I had an Important Document to send off today so I took it down to Papershop Village knowing that the feral post office was supposed to be putting in an appearance there this lunchtime. I was feeling pretty pleased with myself at having remembered the post office schedule AND the Important Document, and rolled up outside the village hall where the post office makes its appearance just as it was due to open. The post office not being there yet, I went into the shop, got my paper, exchanged the statutory amount of banter, and went back out to find still no post office, but a couple of people waiting in their cars for its arrival. Fifteen minutes later, having checked with the shop and found that yes, it was supposed to have been open fifteen minutes ago but that it was a bit of a law unto itself, I decided to cut my losses and cycle home and send the other half to Notso Bigtown with the Important Document tomorrow instead. And thus are the rural postal services maintained, with maximum inconvenience to all concerned until finally the last customer gives up and they can quietly kill the whole thing off.
But never mind those old dead tree technologies, for the other half came back from Notso Bigtown last week with the exciting news that we are to get superfast broadband some time ooh at least this century.
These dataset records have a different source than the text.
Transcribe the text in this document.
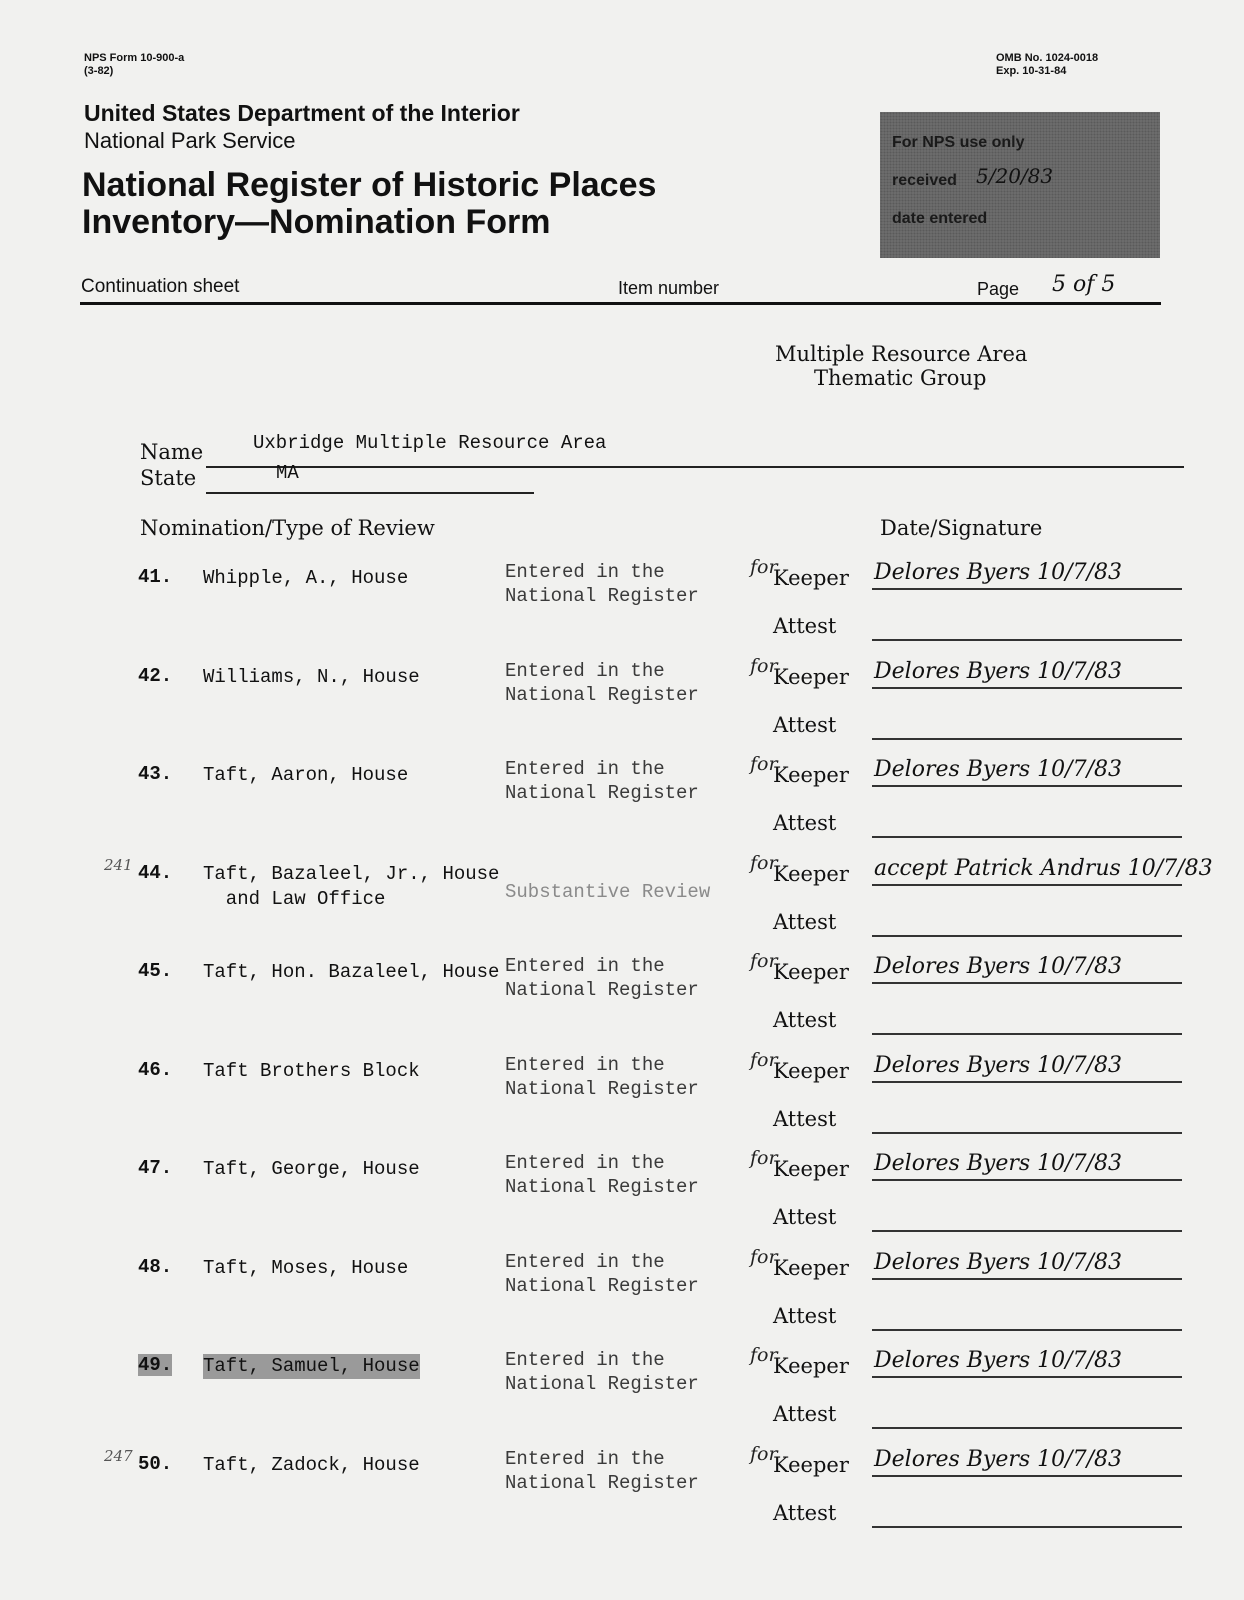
NPS Form 10-900-a
(3-82)
OMB No. 1024-0018
Exp. 10-31-84
United States Department of the Interior
National Park Service
National Register of Historic Places
Inventory—Nomination Form
For NPS use only
received 5/20/83
date entered
Continuation sheet	Item number	Page 5 of 5
Multiple Resource Area
Thematic Group
Name	Uxbridge Multiple Resource Area
State	MA
Nomination/Type of Review	Date/Signature
41. Whipple, A., House	Entered in the
National Register
for
Keeper Delores Byers 10/7/83
Attest
42. Williams, N., House	Entered in the
National Register
for
Keeper Delores Byers 10/7/83
Attest
43. Taft, Aaron, House	Entered in the
National Register
for
Keeper Delores Byers 10/7/83
Attest
241 44. Taft, Bazaleel, Jr., House
and Law Office	
Substantive Review
for
Keeper accept Patrick Andrus 10/7/83
Attest
45. Taft, Hon. Bazaleel, House Entered in the
National Register
for
Keeper Delores Byers 10/7/83
Attest
46. Taft Brothers Block	Entered in the
National Register
for
Keeper Delores Byers 10/7/83
Attest
47. Taft, George, House	Entered in the
National Register
for
Keeper Delores Byers 10/7/83
Attest
48. Taft, Moses, House	Entered in the
National Register
for
Keeper Delores Byers 10/7/83
Attest
49. Taft, Samuel, House	Entered in the
National Register
for
Keeper Delores Byers 10/7/83
Attest
247 50. Taft, Zadock, House	Entered in the
National Register
for
Keeper Delores Byers 10/7/83
Attest
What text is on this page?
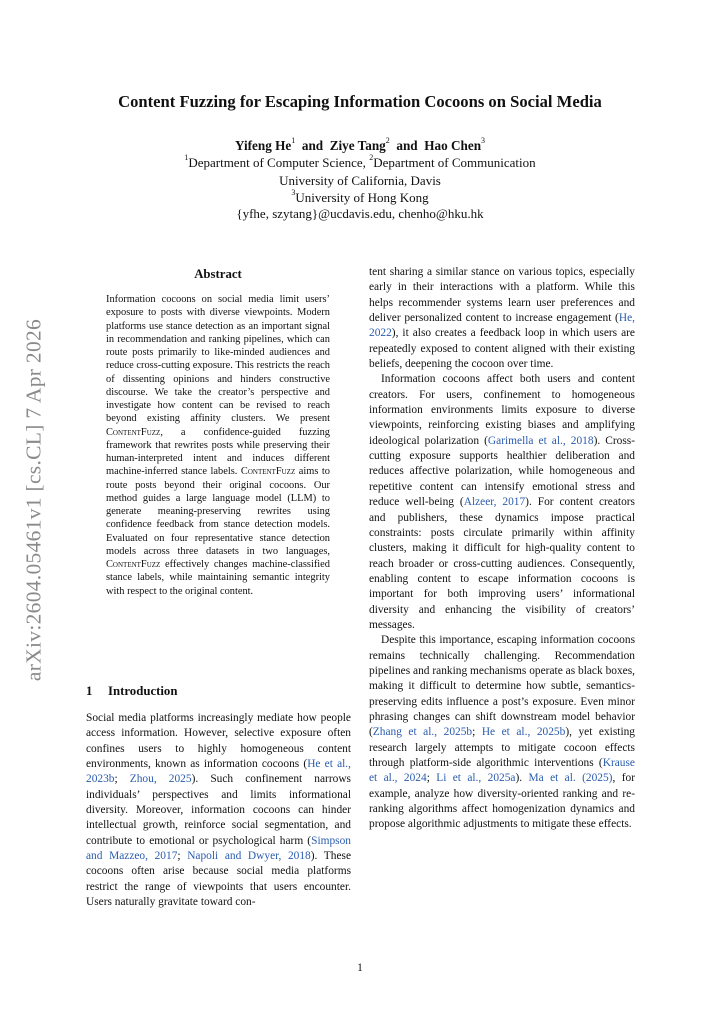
arXiv:2604.05461v1 [cs.CL] 7 Apr 2026
Content Fuzzing for Escaping Information Cocoons on Social Media
Yifeng He$^1$ and Ziye Tang$^2$ and Hao Chen$^3$
$^1$Department of Computer Science, $^2$Department of Communication
University of California, Davis
$^3$University of Hong Kong
{yfhe, szytang}@ucdavis.edu, chenho@hku.hk
Abstract
Information cocoons on social media limit users’ exposure to posts with diverse viewpoints. Modern platforms use stance detection as an important signal in recommendation and ranking pipelines, which can route posts primarily to like-minded audiences and reduce cross-cutting exposure. This restricts the reach of dissenting opinions and hinders constructive discourse. We take the creator’s perspective and investigate how content can be revised to reach beyond existing affinity clusters. We present ContentFuzz, a confidence-guided fuzzing framework that rewrites posts while preserving their human-interpreted intent and induces different machine-inferred stance labels. ContentFuzz aims to route posts beyond their original cocoons. Our method guides a large language model (LLM) to generate meaning-preserving rewrites using confidence feedback from stance detection models. Evaluated on four representative stance detection models across three datasets in two languages, ContentFuzz effectively changes machine-classified stance labels, while maintaining semantic integrity with respect to the original content.
1 Introduction
Social media platforms increasingly mediate how people access information. However, selective exposure often confines users to highly homogeneous content environments, known as information cocoons (He et al., 2023b; Zhou, 2025). Such confinement narrows individuals’ perspectives and limits informational diversity. Moreover, information cocoons can hinder intellectual growth, reinforce social segmentation, and contribute to emotional or psychological harm (Simpson and Mazzeo, 2017; Napoli and Dwyer, 2018). These cocoons often arise because social media platforms restrict the range of viewpoints that users encounter. Users naturally gravitate toward con-

tent sharing a similar stance on various topics, especially early in their interactions with a platform. While this helps recommender systems learn user preferences and deliver personalized content to increase engagement (He, 2022), it also creates a feedback loop in which users are repeatedly exposed to content aligned with their existing beliefs, deepening the cocoon over time.

Information cocoons affect both users and content creators. For users, confinement to homogeneous information environments limits exposure to diverse viewpoints, reinforcing existing biases and amplifying ideological polarization (Garimella et al., 2018). Cross-cutting exposure supports healthier deliberation and reduces affective polarization, while homogeneous and repetitive content can intensify emotional stress and reduce well-being (Alzeer, 2017). For content creators and publishers, these dynamics impose practical constraints: posts circulate primarily within affinity clusters, making it difficult for high-quality content to reach broader or cross-cutting audiences. Consequently, enabling content to escape information cocoons is important for both improving users’ informational diversity and enhancing the visibility of creators’ messages.

Despite this importance, escaping information cocoons remains technically challenging. Recommendation pipelines and ranking mechanisms operate as black boxes, making it difficult to determine how subtle, semantics-preserving edits influence a post’s exposure. Even minor phrasing changes can shift downstream model behavior (Zhang et al., 2025b; He et al., 2025b), yet existing research largely attempts to mitigate cocoon effects through platform-side algorithmic interventions (Krause et al., 2024; Li et al., 2025a). Ma et al. (2025), for example, analyze how diversity-oriented ranking and re-ranking algorithms affect homogenization dynamics and propose algorithmic adjustments to mitigate these effects.

1
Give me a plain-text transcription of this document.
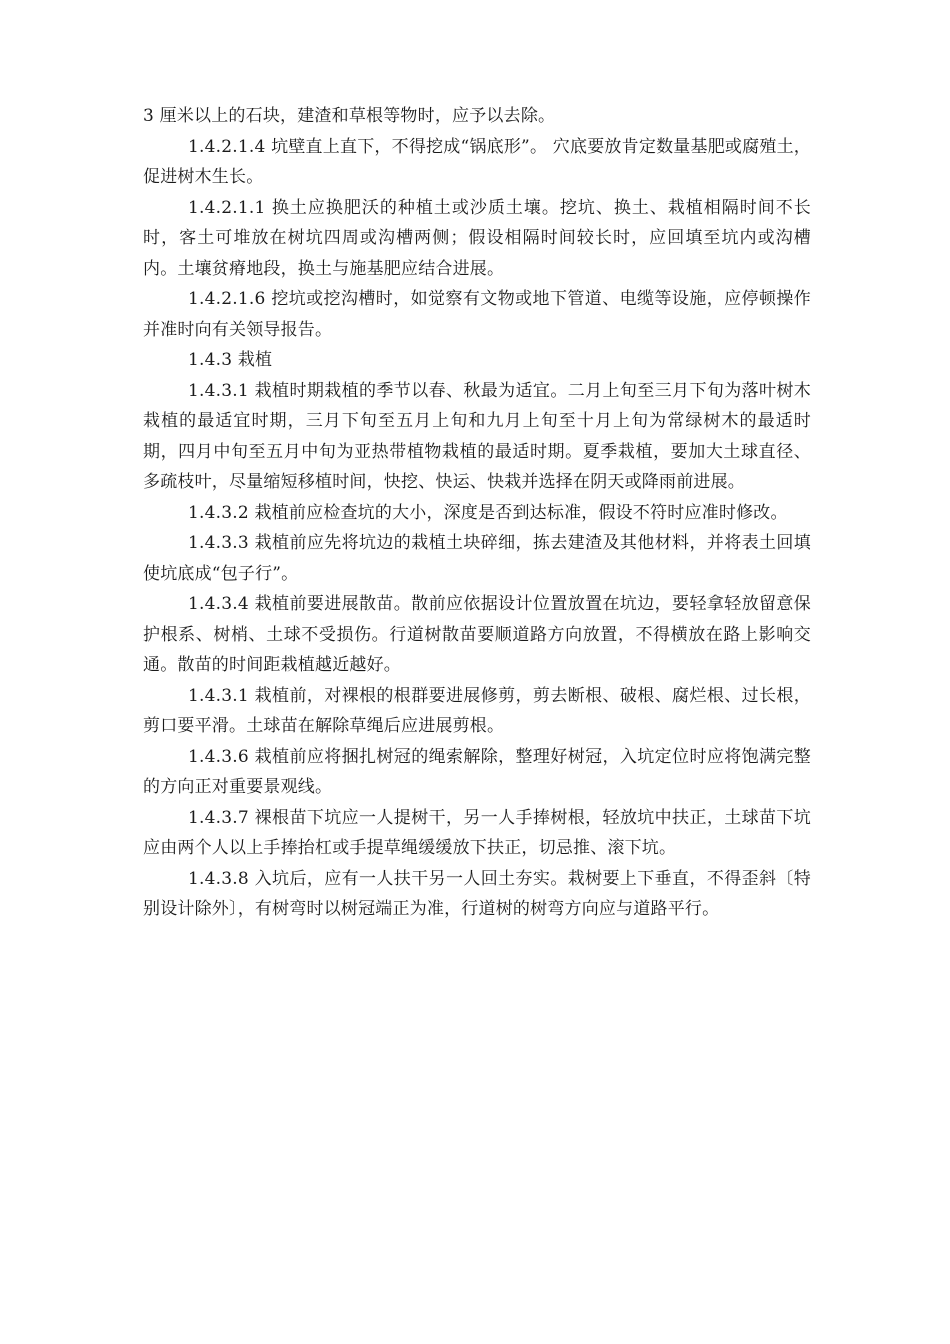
3 厘米以上的石块，建渣和草根等物时，应予以去除。

1.4.2.1.4 坑壁直上直下，不得挖成“锅底形”。 穴底要放肯定数量基肥或腐殖土，促进树木生长。

1.4.2.1.1 换土应换肥沃的种植土或沙质土壤。挖坑、换土、栽植相隔时间不长时，客土可堆放在树坑四周或沟槽两侧；假设相隔时间较长时，应回填至坑内或沟槽内。土壤贫瘠地段，换土与施基肥应结合进展。

1.4.2.1.6 挖坑或挖沟槽时，如觉察有文物或地下管道、电缆等设施，应停顿操作并准时向有关领导报告。

1.4.3 栽植

1.4.3.1 栽植时期栽植的季节以春、秋最为适宜。二月上旬至三月下旬为落叶树木栽植的最适宜时期，三月下旬至五月上旬和九月上旬至十月上旬为常绿树木的最适时期，四月中旬至五月中旬为亚热带植物栽植的最适时期。夏季栽植，要加大土球直径、多疏枝叶，尽量缩短移植时间，快挖、快运、快栽并选择在阴天或降雨前进展。

1.4.3.2 栽植前应检查坑的大小，深度是否到达标准，假设不符时应准时修改。

1.4.3.3 栽植前应先将坑边的栽植土块碎细，拣去建渣及其他材料，并将表土回填使坑底成“包子行”。

1.4.3.4 栽植前要进展散苗。散前应依据设计位置放置在坑边，要轻拿轻放留意保护根系、树梢、土球不受损伤。行道树散苗要顺道路方向放置，不得横放在路上影响交通。散苗的时间距栽植越近越好。

1.4.3.1 栽植前，对裸根的根群要进展修剪，剪去断根、破根、腐烂根、过长根，剪口要平滑。土球苗在解除草绳后应进展剪根。

1.4.3.6 栽植前应将捆扎树冠的绳索解除，整理好树冠，入坑定位时应将饱满完整的方向正对重要景观线。

1.4.3.7 裸根苗下坑应一人提树干，另一人手捧树根，轻放坑中扶正，土球苗下坑应由两个人以上手捧抬杠或手提草绳缓缓放下扶正，切忌推、滚下坑。

1.4.3.8 入坑后，应有一人扶干另一人回土夯实。栽树要上下垂直，不得歪斜〔特别设计除外〕，有树弯时以树冠端正为准，行道树的树弯方向应与道路平行。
There was some sort of information stand about it in the supermarket car park and he had given them our postcode and been told that we would be having fibre put in ‘right to the premises’.
‘I’m not holding my breath,’ the other half said when I expressed some excitement at the prospect of being able to watch unlimited numbers of cat videos (and, indeed, get a nice smooth strip of tarmac all the way up our road to ride my bike on, which is almost as thrilling). ‘But I did get a free pen.’ And indeed, having checked the website it appears we are included in the ‘rest of Scotland’ part of the project, not a phrase which fills you any great sense of urgency. I did have a look at the map of the planned roll out and found that it would be much more helpful if anyone had bothered to label it with the names of the exchanges (or indeed, with the name of anything) so, as I have foolishly failed to memorise the shape and size of the area our exchange covers, I can’t quite work out if we’re getting our superfast broad band by the end of this year or sometime in 2017. I then tried to look on the BT site but that had an interactive map on it which – stop me if you’ve worked this one out already – doesn’t load all that well if you’re using rural broadband.
Still, at least we have our free pen. I could even use it to send letters while we wait to be connected to the 20th century, if only I could work out where our post office has gone.